Did Sam Levin really intend to kill himself along with Sally? I doubt it. It was Sally’s idea for him to join her in death, not his. He needed to live to support the rest of his family. He was a dutiful husband, son, and father. His suicide note cleverly introduced the idea that he was insane himself, and destined to go the local insane asylum if he didn’t kill himself first. His suicide note says nothing about loving his daughter, nor anything about his daughter, for that matter, other than signing her name at the bottom. He was sane when he killed her. Not even temporarily insane. And yet, I can also imagine him fearing he was becoming temporarily insane because of stress. I’ve almost been there myself. The label of schizophrenia was enough to push me into a spiraling psychedelic anxiety that if not checked, could have made me temporarily insane. There is nothing I can tell from the story that leads me to believe that Sam loved his daughter, although the investigators came to the conclusion by interviewing relatives and church leaders (all people who would want to protect Sam) that “the defendant was so obsessed with the love for his child that he himself would lay down his life with her.” Except . . . he didn’t lay down his life for her. This is a psychic anomaly. It seems that he visited her grave many years later, and that shows a certain amount of contrition and respect for her, but love for Sally may not have been the case while she was alive. 

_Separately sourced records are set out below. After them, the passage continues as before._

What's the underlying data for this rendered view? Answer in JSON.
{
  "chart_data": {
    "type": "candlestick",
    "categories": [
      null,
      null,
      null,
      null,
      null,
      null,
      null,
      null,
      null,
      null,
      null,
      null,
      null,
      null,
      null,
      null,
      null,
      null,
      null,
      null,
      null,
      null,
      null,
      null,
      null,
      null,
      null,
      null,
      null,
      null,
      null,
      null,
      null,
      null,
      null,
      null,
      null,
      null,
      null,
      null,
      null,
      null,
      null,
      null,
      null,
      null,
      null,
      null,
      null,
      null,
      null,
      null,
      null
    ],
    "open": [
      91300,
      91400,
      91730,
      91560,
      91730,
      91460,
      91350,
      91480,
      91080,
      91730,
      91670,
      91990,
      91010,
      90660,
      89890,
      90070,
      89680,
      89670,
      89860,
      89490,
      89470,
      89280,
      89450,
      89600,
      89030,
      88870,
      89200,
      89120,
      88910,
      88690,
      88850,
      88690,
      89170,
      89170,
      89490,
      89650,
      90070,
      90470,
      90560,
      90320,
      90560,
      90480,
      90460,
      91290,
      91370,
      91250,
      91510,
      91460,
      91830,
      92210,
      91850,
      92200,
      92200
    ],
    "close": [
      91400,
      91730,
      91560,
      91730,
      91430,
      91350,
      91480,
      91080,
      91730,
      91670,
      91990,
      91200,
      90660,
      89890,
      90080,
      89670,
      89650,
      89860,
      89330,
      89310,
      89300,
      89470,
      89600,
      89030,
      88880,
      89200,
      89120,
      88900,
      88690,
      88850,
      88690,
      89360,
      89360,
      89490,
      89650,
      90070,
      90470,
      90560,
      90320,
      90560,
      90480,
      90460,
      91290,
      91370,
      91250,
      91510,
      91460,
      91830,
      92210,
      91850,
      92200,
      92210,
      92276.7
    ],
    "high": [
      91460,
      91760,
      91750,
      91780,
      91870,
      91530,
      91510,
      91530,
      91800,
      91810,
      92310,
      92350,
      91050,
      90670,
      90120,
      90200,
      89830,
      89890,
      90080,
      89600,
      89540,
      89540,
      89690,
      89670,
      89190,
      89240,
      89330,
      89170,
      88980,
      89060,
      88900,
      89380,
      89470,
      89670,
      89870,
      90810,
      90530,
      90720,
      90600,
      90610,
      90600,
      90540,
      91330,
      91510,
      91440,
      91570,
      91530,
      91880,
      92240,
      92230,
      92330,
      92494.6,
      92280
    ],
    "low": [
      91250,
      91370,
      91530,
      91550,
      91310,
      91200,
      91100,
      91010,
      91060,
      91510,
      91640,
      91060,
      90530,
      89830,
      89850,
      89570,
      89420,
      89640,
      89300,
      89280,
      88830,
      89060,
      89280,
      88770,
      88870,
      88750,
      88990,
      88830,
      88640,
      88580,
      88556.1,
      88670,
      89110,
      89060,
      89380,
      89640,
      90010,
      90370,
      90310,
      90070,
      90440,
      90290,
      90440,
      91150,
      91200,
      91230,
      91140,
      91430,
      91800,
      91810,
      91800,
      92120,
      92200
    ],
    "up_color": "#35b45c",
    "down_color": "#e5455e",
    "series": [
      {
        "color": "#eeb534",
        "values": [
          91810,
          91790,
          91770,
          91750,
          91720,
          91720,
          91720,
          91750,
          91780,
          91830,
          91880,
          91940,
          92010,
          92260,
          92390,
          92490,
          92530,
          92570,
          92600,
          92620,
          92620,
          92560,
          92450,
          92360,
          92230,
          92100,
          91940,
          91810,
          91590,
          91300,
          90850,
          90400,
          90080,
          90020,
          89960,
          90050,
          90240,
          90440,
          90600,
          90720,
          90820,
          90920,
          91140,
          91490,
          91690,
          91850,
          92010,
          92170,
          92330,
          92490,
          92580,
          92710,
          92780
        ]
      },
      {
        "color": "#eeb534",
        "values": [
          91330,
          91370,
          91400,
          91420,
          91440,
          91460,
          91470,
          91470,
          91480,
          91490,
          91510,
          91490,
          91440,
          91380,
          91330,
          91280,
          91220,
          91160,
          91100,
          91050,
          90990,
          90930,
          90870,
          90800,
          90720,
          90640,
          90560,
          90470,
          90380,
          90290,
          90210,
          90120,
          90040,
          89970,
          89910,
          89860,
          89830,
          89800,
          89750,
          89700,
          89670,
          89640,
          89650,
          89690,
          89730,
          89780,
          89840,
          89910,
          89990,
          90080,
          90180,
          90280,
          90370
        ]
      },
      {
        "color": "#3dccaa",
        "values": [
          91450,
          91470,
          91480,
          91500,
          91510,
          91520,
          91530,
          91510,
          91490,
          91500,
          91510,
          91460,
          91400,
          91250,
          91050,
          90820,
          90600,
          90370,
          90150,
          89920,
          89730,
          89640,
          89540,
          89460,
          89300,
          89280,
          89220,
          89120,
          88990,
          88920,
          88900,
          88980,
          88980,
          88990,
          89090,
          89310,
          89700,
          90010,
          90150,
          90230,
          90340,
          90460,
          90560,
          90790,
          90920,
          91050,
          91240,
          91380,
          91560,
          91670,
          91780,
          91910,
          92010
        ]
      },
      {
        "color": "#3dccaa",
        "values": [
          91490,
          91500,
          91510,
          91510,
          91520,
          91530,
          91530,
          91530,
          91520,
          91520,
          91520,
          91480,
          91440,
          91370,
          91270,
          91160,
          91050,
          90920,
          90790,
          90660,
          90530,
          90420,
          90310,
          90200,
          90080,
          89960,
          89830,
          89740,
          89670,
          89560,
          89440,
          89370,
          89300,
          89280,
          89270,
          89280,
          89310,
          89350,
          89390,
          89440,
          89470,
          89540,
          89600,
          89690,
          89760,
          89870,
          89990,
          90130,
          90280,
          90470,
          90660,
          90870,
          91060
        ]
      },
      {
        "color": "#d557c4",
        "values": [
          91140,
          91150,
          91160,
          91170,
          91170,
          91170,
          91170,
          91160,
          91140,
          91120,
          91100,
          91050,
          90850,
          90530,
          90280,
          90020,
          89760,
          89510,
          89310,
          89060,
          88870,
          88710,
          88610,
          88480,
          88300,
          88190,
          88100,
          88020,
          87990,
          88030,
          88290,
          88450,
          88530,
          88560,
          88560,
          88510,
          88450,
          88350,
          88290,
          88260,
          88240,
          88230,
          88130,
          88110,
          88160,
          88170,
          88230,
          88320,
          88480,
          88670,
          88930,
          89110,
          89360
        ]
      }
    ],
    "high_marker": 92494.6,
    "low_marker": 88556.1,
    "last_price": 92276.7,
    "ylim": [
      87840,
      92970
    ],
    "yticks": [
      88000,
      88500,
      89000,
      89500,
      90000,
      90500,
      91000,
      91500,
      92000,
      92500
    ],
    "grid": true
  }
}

There is another interpretation of Sally’s outcast status that comes from Family Constellation Therapy which shows how Sally herself was perhaps sacrificing herself for someone in a previous generation of the Levin family who was denied their right to belong to the family, through an untimely death, a murder, prison or some other form of estrangement. The Levin parents were immigrants from the pogroms of the Ukraine whose known family history was lost along the way. Sally chose to offer herself in atonement for some long forgotten exclusion. She was intuitive to the suffering in the Levin household. She was their mirror.

According to Dr. Dietrich Klinghardt, schizophrenia often has its roots at the fourth (intuitive) level of healing because schizophrenics are particularly sensitive to these familial exclusions or injustices and will act out the role of victim. Dr. Klinghardt maintains that if schizophrenia is not cured at the physical level (level 1), it is usually because the issues lie in the realm of intuition (level 4). According to the Family Constellation theory, the root of schizophrenia is almost always found three or four generations removed from the present. The current family environment isn’t directly responsible for the origins of the schizophrenia, but the family is implicated because of the way its members might unconsciously deal in the present with the aftermath of the family event from the past.

On a non-Family Constellation note, I’m of the opinion that it is the original diagnosis of schizophrenia that is a recipe for disaster because it causes people to lose all hope. Sally might well have lived had her doctors not painted such a bleak scenario of her future. This non-medical diagnosis of schizophrenia (there are no biomarkers) and similar mental illness labels should be dropped in favor of empathic treatment of people, not treatment of labels masquerading as diseases.

I highly recommend this book because it shows us how the author explores and attempts to resolve the ominous burdens of her family history.